CONTRE LE PROJET IMMOBILIER DOULON-GOHARDS
Nous, scientifiques, souhaitons alerter sur la poursuite de l’artificialisation des sols à l’heure où les conséquences des destructions écologiques sont largement palpables et, pour beaucoup, irréversibles.
Le choix de bétonner des terres agricoles et naturelles concerne tous les territoires qui, souhaitant se développer économiquement ou construire de nouveaux logements (67% des surfaces artificialisées – étude Cerema), sacrifient ces espaces indispensables plutôt que de travailler à rénover, transformer et adapter les espaces urbains existants.
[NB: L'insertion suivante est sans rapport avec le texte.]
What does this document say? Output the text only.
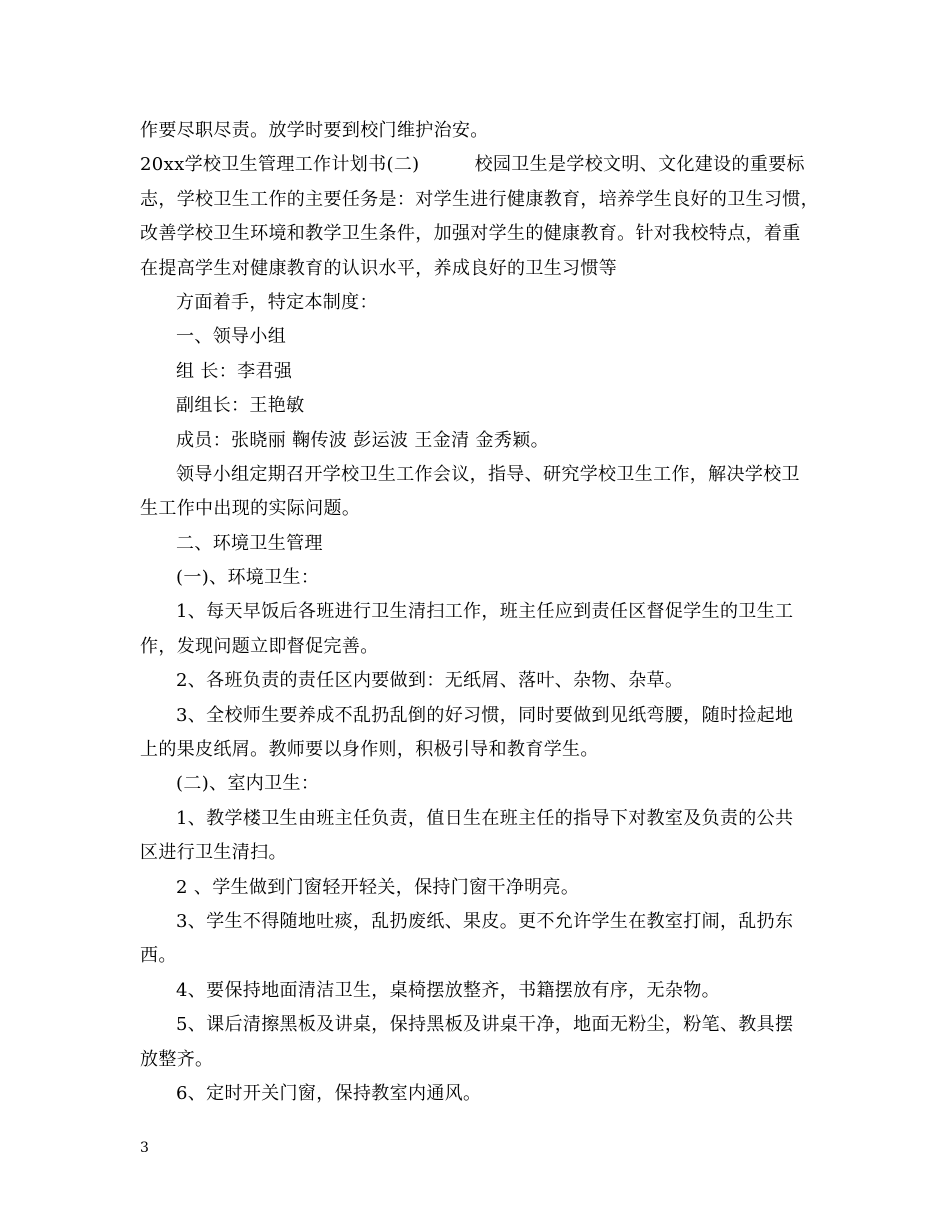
作要尽职尽责。放学时要到校门维护治安。
20xx学校卫生管理工作计划书(二)　　　校园卫生是学校文明、文化建设的重要标
志，学校卫生工作的主要任务是：对学生进行健康教育，培养学生良好的卫生习惯，
改善学校卫生环境和教学卫生条件，加强对学生的健康教育。针对我校特点，着重
在提高学生对健康教育的认识水平，养成良好的卫生习惯等
方面着手，特定本制度：
一、领导小组
组 长：李君强
副组长：王艳敏
成员：张晓丽 鞠传波 彭运波 王金清 金秀颖。
领导小组定期召开学校卫生工作会议，指导、研究学校卫生工作，解决学校卫
生工作中出现的实际问题。
二、环境卫生管理
(一)、环境卫生：
1、每天早饭后各班进行卫生清扫工作，班主任应到责任区督促学生的卫生工
作，发现问题立即督促完善。
2、各班负责的责任区内要做到：无纸屑、落叶、杂物、杂草。
3、全校师生要养成不乱扔乱倒的好习惯，同时要做到见纸弯腰，随时捡起地
上的果皮纸屑。教师要以身作则，积极引导和教育学生。
(二)、室内卫生：
1、教学楼卫生由班主任负责，值日生在班主任的指导下对教室及负责的公共
区进行卫生清扫。
2 、学生做到门窗轻开轻关，保持门窗干净明亮。
3、学生不得随地吐痰，乱扔废纸、果皮。更不允许学生在教室打闹，乱扔东
西。
4、要保持地面清洁卫生，桌椅摆放整齐，书籍摆放有序，无杂物。
5、课后清擦黑板及讲桌，保持黑板及讲桌干净，地面无粉尘，粉笔、教具摆
放整齐。
6、定时开关门窗，保持教室内通风。
3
Alors que l’équivalent d’un département disparaît sous le béton tous les dix ans, nous nous inquiétons que la volonté politique vacille : l’objectif de zéro artificialisation nette est remis en cause, les recours environnementaux sont considérés comme un frein et les métropoles continuent de bétonner massivement.
Nous attirons aujourd’hui l’attention sur un projet d’envergure, particulièrement emblématique de ce choix de la facilité, pour lequel aucune alternative n’a été étudiée par les pouvoirs publics, dans une région particulièrement consommatrice d’espaces naturels.
Le projet de la ZAC (Zone d’Aménagement Concerté) Doulon-Gohards, au nord-est de Nantes, est un projet d’implantation immobilière de plusieurs milliers de logements sur une zone de 50 hectares de nature : zones de prairies et de friches, bosquets et boisements, ruisseaux et berges, autant d’habitats qui seront engloutis dans un projet qui se veut « vert » et « écologique ».
Si ce projet voit le jour, les habitants du quartier Vieux-Doulon, verront, eux, des immeubles à la place des arbres.
Certes, tout ne sera pas construit, et une partie des espaces de nature identifiés comme d’intérêt majeur seront conservés, mais déconnectés les uns des autres, leur faune ainsi soumise aux dérangements incessants d’une zone d’habitation majeure (2 700 logements prévus), sans compter les travaux, et dans l’incapacité ou presque de se déplacer d’une zone à une autre.
Il se trouve que cet espace représente une des dernières zones de nature de Nantes. Anciennes terres maraîchères laissées en friche depuis 1982, cela a permis l’installation d’une faune et d’une flore importante, dont certaines espèces sont protégées car en danger, mais aussi d’écosystèmes remarquables, tels que les zones humides.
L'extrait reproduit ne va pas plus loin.